Using Empathy and Design Thinking to Build a Better Startup

In 1895 Mary T. Lathrap wrote a poem titled “Judge Softly” which is known by its most famous line “Walk a mile in his moccasins”. You probably have heard some form of this line from your mother at some point when she was trying to teach you empathy. It seems logical that offering good advice or solving a problem has a much better outcome if you have walked a mile in the receiver’s shoes and empathized with his or her situation.

Empathy Can Help to Create a Better Way

 

Using that same logic, the experience you want customers to have with your brand will have more impact if you have empathized with the beneficiaries of that solution. Working in IT for multiple decades has taught me that many brilliant technical minds may struggle with having empathy for the user, as I’ve found that it is not natural for everyone and may need to be developed. I have taken up the challenge, over that last few years, to marry brilliant minds with empathy in order to help create solutions that solve a deeper problem in a better way than previously designed or implemented.

Using processes such as Design Thinking combines empathy with ideas to help build consensus on priority of problems and solutions, to help you decide in an ocean of possibility what to do first, and to help focus your efforts for the biggest impact.

In every single Design Thinking session I have attended or moderated there has been an “ah ha” moment, a new path forward, a consensus built, or a big idea that previously didn’t exist created. I want to give you some fuel to understand why you need to use these type of practices. I have found that each client workshop requires a slightly different outcome with a slightly different perspective and starting point. There is no one way to achieve nirvana in the IT solution space, but I know that when we approach a plan by using empathy for stakeholders, and consensus on priority and impact, we build a better solution with far more efficiency.

The base for an effective team is to have a clearly defined common goal. This advice has been given many times in many publications; it is not a new concept. It is sort of obvious, and the hard part of that advice is creating the common goal. Design Thinking type of practices use empathy and consensus to help you decide together what the goal needs to be, and they go so far as to give you a template for the goal statement(s).

Applying Empathy inside Design Thinking

 

A commonly used template follows a similar format: “find a better way for an individual persona to take an action or series of actions so that he/she can achieve something ”. You need to understand whose life you are trying to change and what problem you will solve. Using empathy for the various personas is key to determining their issues and problems. Write down what they are doing today and how that makes them feel, the actions they need to take, the problems they have. Together decide what is the most important problems to solve that will have the most impact on their feelings and actions. Design Thinking practices have exercises that will help you build a consensus on what problems have the highest priority for the solution. These types of exercises will focus and scope your work on what matters the most. Countless hours of debate and laborious discussion can be saved, and a common defined goal is the outcome.
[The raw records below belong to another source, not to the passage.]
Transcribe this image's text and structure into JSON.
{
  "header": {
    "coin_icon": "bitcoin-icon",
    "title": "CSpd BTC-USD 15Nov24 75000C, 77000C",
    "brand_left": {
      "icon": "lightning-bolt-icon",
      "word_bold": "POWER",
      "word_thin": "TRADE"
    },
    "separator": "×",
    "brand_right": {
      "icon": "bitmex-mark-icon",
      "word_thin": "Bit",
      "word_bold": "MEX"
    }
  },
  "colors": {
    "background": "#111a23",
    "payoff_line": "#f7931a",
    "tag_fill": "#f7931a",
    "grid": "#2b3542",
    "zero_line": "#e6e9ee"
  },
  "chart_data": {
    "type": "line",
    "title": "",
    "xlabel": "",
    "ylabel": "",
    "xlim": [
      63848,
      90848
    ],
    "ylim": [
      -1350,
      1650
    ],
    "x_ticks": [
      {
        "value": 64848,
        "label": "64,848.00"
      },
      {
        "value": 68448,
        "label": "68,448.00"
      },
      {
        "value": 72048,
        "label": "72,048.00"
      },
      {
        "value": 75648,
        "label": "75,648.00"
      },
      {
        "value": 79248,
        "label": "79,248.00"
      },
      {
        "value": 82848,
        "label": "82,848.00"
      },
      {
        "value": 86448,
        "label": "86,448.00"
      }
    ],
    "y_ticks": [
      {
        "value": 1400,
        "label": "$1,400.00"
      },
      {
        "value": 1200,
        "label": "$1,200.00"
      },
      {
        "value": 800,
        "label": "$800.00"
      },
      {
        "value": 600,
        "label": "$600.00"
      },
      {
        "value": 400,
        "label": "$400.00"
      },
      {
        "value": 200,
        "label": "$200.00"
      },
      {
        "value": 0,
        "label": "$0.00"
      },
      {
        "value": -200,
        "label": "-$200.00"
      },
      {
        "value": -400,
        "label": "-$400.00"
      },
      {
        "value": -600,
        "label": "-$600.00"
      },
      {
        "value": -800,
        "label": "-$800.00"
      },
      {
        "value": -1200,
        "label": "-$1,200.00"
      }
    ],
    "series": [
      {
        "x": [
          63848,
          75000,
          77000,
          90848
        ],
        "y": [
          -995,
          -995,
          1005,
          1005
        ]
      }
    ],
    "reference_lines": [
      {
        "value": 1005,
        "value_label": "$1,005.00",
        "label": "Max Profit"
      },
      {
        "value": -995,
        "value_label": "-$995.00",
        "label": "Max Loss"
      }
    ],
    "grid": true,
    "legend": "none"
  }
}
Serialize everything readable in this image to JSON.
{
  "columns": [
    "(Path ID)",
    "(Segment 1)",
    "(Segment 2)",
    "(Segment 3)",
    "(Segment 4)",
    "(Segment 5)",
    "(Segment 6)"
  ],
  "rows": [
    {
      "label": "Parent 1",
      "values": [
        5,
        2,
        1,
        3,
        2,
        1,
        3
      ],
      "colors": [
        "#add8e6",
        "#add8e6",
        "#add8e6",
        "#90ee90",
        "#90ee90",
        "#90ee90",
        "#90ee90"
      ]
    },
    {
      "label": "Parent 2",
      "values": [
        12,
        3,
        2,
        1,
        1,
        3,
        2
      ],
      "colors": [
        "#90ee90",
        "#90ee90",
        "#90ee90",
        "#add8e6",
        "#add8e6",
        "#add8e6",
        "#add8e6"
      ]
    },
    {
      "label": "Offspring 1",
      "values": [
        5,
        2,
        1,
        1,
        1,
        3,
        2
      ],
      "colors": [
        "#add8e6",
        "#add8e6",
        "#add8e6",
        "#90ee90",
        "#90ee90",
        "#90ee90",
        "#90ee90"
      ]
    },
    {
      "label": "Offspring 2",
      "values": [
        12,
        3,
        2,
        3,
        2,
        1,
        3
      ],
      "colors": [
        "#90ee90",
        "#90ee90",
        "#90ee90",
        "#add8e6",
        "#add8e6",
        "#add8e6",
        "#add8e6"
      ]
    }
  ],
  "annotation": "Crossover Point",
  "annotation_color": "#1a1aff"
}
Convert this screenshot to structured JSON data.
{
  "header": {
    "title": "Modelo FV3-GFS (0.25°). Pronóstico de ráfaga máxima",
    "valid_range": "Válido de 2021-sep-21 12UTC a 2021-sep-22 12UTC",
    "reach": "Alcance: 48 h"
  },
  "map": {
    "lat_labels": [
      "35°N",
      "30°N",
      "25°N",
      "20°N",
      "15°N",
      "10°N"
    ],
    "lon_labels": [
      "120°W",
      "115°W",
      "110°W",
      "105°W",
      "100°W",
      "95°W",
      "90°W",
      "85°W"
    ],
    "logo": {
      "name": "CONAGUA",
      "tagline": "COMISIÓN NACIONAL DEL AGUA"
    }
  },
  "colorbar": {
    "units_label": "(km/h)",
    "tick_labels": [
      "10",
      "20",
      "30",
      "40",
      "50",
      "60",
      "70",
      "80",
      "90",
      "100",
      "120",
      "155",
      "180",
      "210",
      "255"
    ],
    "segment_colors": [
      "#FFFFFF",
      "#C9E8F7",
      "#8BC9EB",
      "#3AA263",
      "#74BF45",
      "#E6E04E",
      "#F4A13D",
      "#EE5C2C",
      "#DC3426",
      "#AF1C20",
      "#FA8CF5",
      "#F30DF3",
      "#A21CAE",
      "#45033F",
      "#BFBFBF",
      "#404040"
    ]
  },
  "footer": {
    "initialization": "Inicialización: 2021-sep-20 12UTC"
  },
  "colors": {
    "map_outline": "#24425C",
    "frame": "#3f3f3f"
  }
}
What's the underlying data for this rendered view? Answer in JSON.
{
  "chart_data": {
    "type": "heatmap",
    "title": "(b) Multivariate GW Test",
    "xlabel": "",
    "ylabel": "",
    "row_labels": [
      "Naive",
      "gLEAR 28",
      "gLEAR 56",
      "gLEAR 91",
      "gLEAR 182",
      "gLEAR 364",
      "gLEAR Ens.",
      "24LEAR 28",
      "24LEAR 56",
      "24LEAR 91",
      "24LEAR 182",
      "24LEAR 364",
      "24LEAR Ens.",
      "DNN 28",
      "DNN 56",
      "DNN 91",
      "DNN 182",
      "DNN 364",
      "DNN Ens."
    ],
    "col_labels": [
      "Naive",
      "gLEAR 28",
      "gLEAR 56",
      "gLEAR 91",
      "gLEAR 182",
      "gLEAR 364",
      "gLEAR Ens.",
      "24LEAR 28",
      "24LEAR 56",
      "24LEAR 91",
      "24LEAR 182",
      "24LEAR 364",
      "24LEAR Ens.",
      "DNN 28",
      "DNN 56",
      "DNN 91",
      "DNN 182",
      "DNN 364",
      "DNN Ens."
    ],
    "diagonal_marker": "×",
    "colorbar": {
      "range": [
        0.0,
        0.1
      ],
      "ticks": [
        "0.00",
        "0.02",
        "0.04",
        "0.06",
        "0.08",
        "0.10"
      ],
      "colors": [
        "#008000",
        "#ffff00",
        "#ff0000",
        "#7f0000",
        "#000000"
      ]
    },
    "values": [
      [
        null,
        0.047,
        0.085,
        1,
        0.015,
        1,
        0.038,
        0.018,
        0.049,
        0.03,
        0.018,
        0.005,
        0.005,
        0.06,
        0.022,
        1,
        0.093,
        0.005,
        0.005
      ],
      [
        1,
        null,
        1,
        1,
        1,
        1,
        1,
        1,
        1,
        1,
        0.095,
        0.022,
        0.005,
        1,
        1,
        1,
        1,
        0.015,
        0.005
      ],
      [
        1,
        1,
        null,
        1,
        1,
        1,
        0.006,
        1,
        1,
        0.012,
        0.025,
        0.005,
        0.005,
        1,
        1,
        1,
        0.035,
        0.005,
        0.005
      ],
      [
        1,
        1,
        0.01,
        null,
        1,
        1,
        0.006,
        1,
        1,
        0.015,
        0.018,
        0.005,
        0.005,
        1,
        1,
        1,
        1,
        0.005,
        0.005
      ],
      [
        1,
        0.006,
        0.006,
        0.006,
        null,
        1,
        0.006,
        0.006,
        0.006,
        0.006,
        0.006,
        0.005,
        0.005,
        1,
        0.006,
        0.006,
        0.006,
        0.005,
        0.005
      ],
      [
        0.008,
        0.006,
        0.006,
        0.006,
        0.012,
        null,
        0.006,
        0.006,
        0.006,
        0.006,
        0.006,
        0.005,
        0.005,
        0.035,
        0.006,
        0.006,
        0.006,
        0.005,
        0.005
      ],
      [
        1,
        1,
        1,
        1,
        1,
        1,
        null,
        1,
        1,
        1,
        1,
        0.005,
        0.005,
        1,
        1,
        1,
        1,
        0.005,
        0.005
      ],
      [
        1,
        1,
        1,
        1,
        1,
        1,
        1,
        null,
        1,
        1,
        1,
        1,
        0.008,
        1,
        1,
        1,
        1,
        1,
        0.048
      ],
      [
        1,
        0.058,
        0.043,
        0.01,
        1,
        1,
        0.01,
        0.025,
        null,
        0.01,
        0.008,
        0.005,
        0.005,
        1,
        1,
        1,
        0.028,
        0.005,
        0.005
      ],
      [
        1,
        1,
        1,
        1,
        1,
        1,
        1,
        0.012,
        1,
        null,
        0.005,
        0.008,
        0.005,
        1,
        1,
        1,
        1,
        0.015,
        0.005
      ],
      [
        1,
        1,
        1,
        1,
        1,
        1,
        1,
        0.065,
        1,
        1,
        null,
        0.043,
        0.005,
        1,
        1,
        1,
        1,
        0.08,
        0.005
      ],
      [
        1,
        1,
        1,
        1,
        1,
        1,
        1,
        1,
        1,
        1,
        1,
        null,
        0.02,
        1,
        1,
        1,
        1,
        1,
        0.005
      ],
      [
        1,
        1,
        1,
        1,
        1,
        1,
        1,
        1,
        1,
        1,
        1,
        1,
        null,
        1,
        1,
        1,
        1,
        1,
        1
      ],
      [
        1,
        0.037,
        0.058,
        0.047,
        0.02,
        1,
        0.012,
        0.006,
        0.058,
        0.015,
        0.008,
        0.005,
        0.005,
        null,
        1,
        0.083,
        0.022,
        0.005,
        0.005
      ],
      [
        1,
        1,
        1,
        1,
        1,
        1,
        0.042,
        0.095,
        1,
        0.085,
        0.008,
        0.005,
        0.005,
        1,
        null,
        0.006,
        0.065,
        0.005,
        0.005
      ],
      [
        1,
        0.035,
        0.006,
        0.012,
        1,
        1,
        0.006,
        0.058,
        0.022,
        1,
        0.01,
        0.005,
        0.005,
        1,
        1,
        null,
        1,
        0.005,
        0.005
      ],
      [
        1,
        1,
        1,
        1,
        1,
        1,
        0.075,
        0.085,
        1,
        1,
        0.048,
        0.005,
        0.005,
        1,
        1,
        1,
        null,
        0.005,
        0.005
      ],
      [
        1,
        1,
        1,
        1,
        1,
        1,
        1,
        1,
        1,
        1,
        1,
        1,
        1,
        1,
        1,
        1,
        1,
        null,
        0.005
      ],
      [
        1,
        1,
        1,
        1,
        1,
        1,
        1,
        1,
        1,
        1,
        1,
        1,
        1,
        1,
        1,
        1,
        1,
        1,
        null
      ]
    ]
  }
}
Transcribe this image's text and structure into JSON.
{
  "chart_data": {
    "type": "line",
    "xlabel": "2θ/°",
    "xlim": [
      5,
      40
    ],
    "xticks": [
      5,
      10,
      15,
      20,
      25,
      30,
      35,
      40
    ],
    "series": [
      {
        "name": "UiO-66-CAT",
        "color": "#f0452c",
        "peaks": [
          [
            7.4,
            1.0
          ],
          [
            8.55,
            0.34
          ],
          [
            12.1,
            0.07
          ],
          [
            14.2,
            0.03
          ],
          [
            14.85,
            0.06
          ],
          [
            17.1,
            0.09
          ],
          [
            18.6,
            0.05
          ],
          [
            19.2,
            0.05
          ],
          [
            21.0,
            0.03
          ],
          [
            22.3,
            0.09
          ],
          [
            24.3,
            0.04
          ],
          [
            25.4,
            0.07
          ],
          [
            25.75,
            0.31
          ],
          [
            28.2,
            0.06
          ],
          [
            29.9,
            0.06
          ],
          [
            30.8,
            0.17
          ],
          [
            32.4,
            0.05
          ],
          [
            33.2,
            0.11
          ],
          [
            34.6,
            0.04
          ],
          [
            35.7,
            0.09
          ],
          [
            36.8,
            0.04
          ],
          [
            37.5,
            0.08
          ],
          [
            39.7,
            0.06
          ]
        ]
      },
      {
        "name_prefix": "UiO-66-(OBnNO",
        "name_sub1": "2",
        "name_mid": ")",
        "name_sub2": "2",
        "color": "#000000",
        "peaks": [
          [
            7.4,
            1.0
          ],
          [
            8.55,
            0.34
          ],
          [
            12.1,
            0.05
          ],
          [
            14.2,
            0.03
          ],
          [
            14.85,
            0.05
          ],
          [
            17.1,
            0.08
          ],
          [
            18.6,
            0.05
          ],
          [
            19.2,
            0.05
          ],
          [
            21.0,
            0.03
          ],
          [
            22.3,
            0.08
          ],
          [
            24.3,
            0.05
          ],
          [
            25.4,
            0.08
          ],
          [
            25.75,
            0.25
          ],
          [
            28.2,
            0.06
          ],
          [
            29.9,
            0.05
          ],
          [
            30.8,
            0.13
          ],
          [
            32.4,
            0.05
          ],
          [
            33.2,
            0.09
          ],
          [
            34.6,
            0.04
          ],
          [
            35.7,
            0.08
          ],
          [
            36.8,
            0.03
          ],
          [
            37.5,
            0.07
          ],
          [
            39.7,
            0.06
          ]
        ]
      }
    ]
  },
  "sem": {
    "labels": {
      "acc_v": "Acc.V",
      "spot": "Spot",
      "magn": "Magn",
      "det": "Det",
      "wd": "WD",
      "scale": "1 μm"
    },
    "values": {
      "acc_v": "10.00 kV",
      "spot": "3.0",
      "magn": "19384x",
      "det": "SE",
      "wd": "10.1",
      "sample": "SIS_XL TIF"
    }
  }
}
Keeping Dreamers Dreaming While Still Getting to a Plan

 

Design Thinking types of practices allow dreams or visions to be explored and valued while making progress toward implementation. We all know the feeling of sharing visions with colleagues and the constant “it would be totally cool if …” can be exhilarating. Everyone loves being innovative. Design Thinking type of practices can help with focusing the innovation by creating “to be” visions for each persona where the vision is tied to solving a specific persona’s biggest issue(s).

Staying focused on one problem at a time, enables the “it would be cool if…” ideas to flow toward solving a specific issue. The Design Thinking type of practices stress exercises where people think quietly then they communicate, express and share ideas so that everyone gets heard. All the participants will then be focusing their creativity on solving one very specific problem. You can leverage weighted voting or plotting big ideas on a graph of doable versus value to pick the best idea. Ideas not chosen are not thrown away, rather placed in a parking lot to think about or implement later. Enabling big ideas to be created and discussed is essential to unleashing potential game-changing solutions.

Lessons Learned from Running Workshops and Design Sprints with Founders 

 

Cognition Foundry has held many workshops with many innovative start-ups. The one thing we can be certain of is that no two are alike and no two of them had the same starting point. We have had clients who had not even thought about technology as a solution, clients who have developed a prototype that did not scale or solve the right problem, clients who think they know the exact solution they want, clients who want to solve every problem right away, and clients with variations of some or all of the above.

These clients do not have a week to spend in a workshop. They are generally big thinkers, energetic, and a bit impatient to get started. Before the workshop we spend time understanding their history and dreams so we can create the ideal Design Thinking agenda and exercises that will help them reach the next goal. It is important to create a workshop agenda that can be fluid. We know our workshops will help our clients to prioritize and focus on the solution that has the most impact.

We leverage the Design Thinking exercises needed to help our clients empathize to understand, build consensus for a prioritized goal, focus on issues that if solved would have the biggest impact, envision a user journey with creative solutions to the biggest issues, and build consensus on a solution to build.